Microsoft şirketinin yapay zeka izleme bölümü, İran'ın propaganda göstergelerini takip etti.

Microsoft raporu, İran devletine bağlı medyanın, ABD ile yakın müttefik olan İngiltere, Kanada, Avustralya ve Yeni Zelanda gibi İngilizce konuşulan ülkelerde büyük başarı elde ettiğini gözler önüne serdi. İran haber kaynaklarına olan ilgi ve trafiğin, genel internet trafiğiyle karşılaştırıldığında önemli ölçüde arttığını ifade etti. İsrail'in Gazze'ye yönelik saldırısı sırasında, ABD, İngiltere, Kanada, Avustralya ve Yeni Zelanda'dan İran kaynaklı internet sitelerine olan ziyaretlerin yüzde 42 arttığı kaydedildi. Bu durum, İran'ın Ortadoğu'daki çatışma hakkındaki raporlarıyla Batı halkına ulaşma yeteneğine işaret etti. Rapor, bu başarının özellikle savaşın ilk günlerinde daha güçlü olduğunu ve savaşın bir ayı aşkın bir süre geçtikten sonra bile, İran kaynaklarına erişimin savaş öncesi seviyelerinin yüzde 28 üzerinde kaldığını belirtti.

İran sızma operasyonları

Rapor, İranlı kurumların sadece düşmanlarını değil, aynı zamanda dostlarını da taklit ettiğini belirtiyor. İran'ın son operasyonları, İsrail ordusunu tehdit eden sahte mesajlar yayınlamak için Hamas'ın askeri kanadı olan Kassam Tugayı'nın adını ve logosunu kullandı. Ancak, İran'ın bunun için Hamas'tan onay alıp almadığı bilinmiyor.

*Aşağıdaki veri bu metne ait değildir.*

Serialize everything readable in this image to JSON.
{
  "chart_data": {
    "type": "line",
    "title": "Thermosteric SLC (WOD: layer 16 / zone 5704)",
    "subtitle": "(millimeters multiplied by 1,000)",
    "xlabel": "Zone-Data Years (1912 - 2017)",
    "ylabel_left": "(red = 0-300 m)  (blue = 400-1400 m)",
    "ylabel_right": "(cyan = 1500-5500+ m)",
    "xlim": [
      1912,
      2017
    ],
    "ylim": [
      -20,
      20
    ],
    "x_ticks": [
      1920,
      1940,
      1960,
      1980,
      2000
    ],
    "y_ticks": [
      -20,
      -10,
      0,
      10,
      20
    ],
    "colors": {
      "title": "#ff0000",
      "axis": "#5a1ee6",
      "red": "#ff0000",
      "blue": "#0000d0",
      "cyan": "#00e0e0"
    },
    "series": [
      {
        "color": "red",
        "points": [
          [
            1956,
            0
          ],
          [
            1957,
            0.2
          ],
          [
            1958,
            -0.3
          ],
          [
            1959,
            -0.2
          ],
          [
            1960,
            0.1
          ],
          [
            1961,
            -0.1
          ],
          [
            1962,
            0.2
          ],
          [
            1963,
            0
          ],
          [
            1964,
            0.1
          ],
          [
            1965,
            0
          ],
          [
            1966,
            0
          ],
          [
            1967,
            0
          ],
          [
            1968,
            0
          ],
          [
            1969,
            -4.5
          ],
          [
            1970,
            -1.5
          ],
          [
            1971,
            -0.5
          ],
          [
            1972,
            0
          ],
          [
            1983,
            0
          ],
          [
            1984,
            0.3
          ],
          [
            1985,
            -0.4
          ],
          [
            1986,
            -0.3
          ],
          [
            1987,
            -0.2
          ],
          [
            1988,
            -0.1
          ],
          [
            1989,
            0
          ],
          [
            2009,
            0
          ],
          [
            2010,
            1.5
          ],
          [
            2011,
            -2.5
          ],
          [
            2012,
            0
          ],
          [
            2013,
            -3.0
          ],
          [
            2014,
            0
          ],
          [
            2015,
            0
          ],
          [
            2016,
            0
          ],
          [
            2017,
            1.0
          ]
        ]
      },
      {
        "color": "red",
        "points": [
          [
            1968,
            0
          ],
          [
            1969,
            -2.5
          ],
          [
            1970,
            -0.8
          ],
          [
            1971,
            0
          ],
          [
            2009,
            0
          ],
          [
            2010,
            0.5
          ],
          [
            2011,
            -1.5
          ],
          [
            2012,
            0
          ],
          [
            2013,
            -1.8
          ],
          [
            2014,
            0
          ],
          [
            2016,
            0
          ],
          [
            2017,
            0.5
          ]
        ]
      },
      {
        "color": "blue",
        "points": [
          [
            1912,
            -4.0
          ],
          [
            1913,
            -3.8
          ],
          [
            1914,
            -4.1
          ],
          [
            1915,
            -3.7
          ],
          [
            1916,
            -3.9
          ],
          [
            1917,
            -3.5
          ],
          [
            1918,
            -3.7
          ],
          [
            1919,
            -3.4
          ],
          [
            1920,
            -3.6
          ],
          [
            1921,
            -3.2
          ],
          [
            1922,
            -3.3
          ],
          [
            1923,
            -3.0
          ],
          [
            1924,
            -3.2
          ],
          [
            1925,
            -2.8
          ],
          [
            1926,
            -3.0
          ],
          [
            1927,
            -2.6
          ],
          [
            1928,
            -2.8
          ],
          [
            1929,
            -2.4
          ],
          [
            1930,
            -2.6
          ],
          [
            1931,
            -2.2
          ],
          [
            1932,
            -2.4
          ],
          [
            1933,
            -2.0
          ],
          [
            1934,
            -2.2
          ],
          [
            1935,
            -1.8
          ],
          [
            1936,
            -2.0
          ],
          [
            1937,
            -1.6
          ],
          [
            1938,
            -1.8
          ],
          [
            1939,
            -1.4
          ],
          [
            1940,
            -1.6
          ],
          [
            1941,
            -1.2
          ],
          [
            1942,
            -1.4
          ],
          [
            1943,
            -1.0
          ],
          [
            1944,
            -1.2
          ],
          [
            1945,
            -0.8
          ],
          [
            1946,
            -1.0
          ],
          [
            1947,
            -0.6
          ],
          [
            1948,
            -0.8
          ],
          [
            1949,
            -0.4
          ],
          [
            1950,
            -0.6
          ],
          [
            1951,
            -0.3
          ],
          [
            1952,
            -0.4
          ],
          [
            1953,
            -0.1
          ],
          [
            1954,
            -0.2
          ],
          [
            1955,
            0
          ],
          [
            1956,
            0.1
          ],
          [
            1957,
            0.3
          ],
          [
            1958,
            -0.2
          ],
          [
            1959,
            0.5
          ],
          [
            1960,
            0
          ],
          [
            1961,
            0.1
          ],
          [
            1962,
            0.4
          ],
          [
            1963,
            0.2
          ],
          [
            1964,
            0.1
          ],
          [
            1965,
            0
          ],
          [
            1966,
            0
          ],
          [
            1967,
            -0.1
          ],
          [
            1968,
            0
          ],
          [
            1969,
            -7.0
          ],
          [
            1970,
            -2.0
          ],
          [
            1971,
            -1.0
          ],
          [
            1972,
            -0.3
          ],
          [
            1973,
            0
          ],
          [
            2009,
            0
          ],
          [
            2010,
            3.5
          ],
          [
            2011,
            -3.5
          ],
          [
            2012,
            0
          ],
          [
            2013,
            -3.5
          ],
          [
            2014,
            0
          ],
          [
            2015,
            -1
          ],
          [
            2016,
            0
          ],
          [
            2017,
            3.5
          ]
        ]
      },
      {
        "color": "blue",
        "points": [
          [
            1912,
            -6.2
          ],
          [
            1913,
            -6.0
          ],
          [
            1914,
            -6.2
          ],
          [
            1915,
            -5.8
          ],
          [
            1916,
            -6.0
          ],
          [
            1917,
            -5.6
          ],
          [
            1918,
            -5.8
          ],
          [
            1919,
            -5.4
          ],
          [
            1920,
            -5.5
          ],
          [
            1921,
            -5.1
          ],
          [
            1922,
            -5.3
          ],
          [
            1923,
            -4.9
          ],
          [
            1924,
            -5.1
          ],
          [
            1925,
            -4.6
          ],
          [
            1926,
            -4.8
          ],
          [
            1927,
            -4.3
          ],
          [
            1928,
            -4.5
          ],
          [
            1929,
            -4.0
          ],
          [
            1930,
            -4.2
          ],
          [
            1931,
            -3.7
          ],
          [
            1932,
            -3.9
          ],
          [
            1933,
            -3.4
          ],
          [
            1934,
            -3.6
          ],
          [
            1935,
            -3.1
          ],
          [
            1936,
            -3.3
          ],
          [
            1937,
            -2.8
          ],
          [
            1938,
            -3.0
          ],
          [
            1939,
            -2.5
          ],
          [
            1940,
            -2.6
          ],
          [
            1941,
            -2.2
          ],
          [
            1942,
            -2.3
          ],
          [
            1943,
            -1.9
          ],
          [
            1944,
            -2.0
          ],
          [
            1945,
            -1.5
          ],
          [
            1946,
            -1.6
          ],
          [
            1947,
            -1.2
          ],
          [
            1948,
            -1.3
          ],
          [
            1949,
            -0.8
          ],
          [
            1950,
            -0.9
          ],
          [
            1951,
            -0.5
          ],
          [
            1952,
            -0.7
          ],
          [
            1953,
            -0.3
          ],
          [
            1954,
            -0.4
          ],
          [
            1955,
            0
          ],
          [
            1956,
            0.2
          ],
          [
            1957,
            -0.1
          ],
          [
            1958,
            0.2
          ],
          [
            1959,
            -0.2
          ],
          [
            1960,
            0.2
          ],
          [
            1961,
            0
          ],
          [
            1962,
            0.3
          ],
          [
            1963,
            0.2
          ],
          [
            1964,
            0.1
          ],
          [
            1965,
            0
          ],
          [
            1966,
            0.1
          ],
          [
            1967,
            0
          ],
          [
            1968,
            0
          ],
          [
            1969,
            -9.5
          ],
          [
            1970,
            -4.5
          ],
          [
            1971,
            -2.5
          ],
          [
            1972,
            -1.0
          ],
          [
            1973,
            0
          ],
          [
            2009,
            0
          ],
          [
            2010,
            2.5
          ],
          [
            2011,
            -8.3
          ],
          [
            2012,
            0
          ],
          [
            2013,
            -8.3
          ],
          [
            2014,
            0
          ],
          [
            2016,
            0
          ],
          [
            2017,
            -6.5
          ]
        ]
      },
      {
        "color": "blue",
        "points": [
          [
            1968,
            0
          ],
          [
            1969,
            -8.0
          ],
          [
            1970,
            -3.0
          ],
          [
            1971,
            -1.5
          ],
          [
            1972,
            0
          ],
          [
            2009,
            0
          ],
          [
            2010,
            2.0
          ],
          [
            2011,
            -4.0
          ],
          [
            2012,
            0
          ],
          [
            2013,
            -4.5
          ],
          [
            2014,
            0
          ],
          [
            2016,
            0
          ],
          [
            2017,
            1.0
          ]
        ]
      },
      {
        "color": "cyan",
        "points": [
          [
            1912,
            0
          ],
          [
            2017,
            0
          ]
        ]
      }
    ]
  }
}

İran, İsraillileri faaliyetlerine katılmaya çekmeyi başardı. ‘Savaşın Gözyaşları’ adlı son bir operasyonda, İranlı ajanlar İsraillileri, İsrail basınında yer alan haberlere dayanarak İsrail mahallelerinde yapay zeka ürünü görseller kullandı. ‘Savaşın Gözyaşları’ sloganlı pankartlar asmaya ve Binyamin Netanyahu'nun görevden alınmasını teşvik etmeye ikna etti.

E-posta kampanyaları

İran'ın, psikolojik etkileri artırmak için kitle mesajlaşma ve e-posta kampanyalarını artan bir şekilde kullandığı belirlendi. İnsanların telefonlarına veya gelen kutularına gelen mesajların, sosyal medyadaki sahte hesaplardan daha büyük bir etkiye sahip olduğu ortaya çıktı. Rapora göre İran, İran Devrim Muhafızları'na bağlı hem açık hem de gizli medya organlarını, siber operasyonların etkilerini büyütmek için kullanıyor. Eylül ayında, İranlı bir hacker grubu, İsrail demiryolu sistemine karşı elektronik saldırılar düzenlediğini iddia etti. İran Devrim Muhafızları'nın medyası da söz konusu iddiaları köpürterek yayılmasını sağladı.